Refus de report de jours de permission… Le tribunal a tranché !

Exposé des faits

Le 8 avril 2002, le major ARLABOSSE en service sur la Base aérienne 123 d’Orléans, dépose au secrétariat de son unité une demande de report d’un reliquat de quatre jours de permissions au titre de l’année 2001 sur l’année 2002. Elle est ainsi rédigée :

« Objet : demande de report de droits à permission
Référence : instruction n° 20840/DEF/DAJ/FM/1 du 13 juillet 1983

J’ai l’honneur de vous demander l’autorisation de reporter 4 jours de permissions de mes droits 2001 sur l’année 2002. Je n’ai pu bénéficier de ces jours pour des raisons liées au service ».

Cette démarche administrative est conforme à l’article 20 de l’instruction n° 20840/DEF/DAJ/FM/1 du 13 juillet 1983 en vigueur au moment des faits. En effet, cet article précise :

« Les droits à permissions annuelles sont exercés du 1er janvier de l’année considérée au 1er mars de l’année suivante ; seuls les droits à permissions qui n’auraient pu être pris pour des raisons impérieuses de service peuvent être reportés sur la nouvelle année civile et, à titre exceptionnel, sur l’année suivante ; l’autorisation de report est prise par le chef de corps et, pour le report à titre exceptionnel, par l’autorité militaire exerçant le commandement immédiatement supérieur à celui du chef de corps. ».

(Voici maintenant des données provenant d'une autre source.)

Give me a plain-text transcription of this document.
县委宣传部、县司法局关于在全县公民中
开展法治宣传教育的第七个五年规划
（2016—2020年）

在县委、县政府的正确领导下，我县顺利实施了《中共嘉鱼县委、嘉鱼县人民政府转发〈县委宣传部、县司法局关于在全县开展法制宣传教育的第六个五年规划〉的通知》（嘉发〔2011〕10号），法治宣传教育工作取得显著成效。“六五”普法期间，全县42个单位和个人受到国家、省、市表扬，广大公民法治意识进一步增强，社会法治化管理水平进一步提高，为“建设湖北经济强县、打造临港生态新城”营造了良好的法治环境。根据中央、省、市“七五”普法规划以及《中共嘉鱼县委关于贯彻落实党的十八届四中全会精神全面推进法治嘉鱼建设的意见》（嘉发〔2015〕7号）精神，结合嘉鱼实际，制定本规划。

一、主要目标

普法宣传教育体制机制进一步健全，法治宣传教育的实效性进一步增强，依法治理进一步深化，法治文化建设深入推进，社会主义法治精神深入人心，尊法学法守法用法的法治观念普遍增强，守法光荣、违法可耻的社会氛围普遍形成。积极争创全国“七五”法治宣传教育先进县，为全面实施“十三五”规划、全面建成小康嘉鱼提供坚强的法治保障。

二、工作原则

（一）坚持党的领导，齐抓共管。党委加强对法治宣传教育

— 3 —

Le 16 avril 2002 à 9h00, le major ARLABOSSE est reçu par son Commandant d’unité, le Lieutenant-colonel C. qui, après une demi-heure d’entretien, tente désespérément de le dissuader de faire suivre sa demande de report auprès du Colonel A. Commandant la Base Aérienne. Au cours de cet entretien, le Lieutenant-Colonel C. a des propos étonnants pour un chef qui, conformément à l’article 10 du statut général des militaires, doit veiller aux intérêts de ses subordonnés :

« c’est inacceptable de la part d’un major, en plus chef de spécialité, de faire une demande de report de jours de droit (…) Puisque vous la maintenez, je vais être obligé de vous massacrer. ».

Furieux, ce lieutenant-colonel rassemble à 14 heures dans son bureau, le chef des opérations, le chef de l’activité aérienne, le chef des pilotes et notre major pour redéfinir l’attribution des « récupérations » à accorder aux personnels gérés par l’unité.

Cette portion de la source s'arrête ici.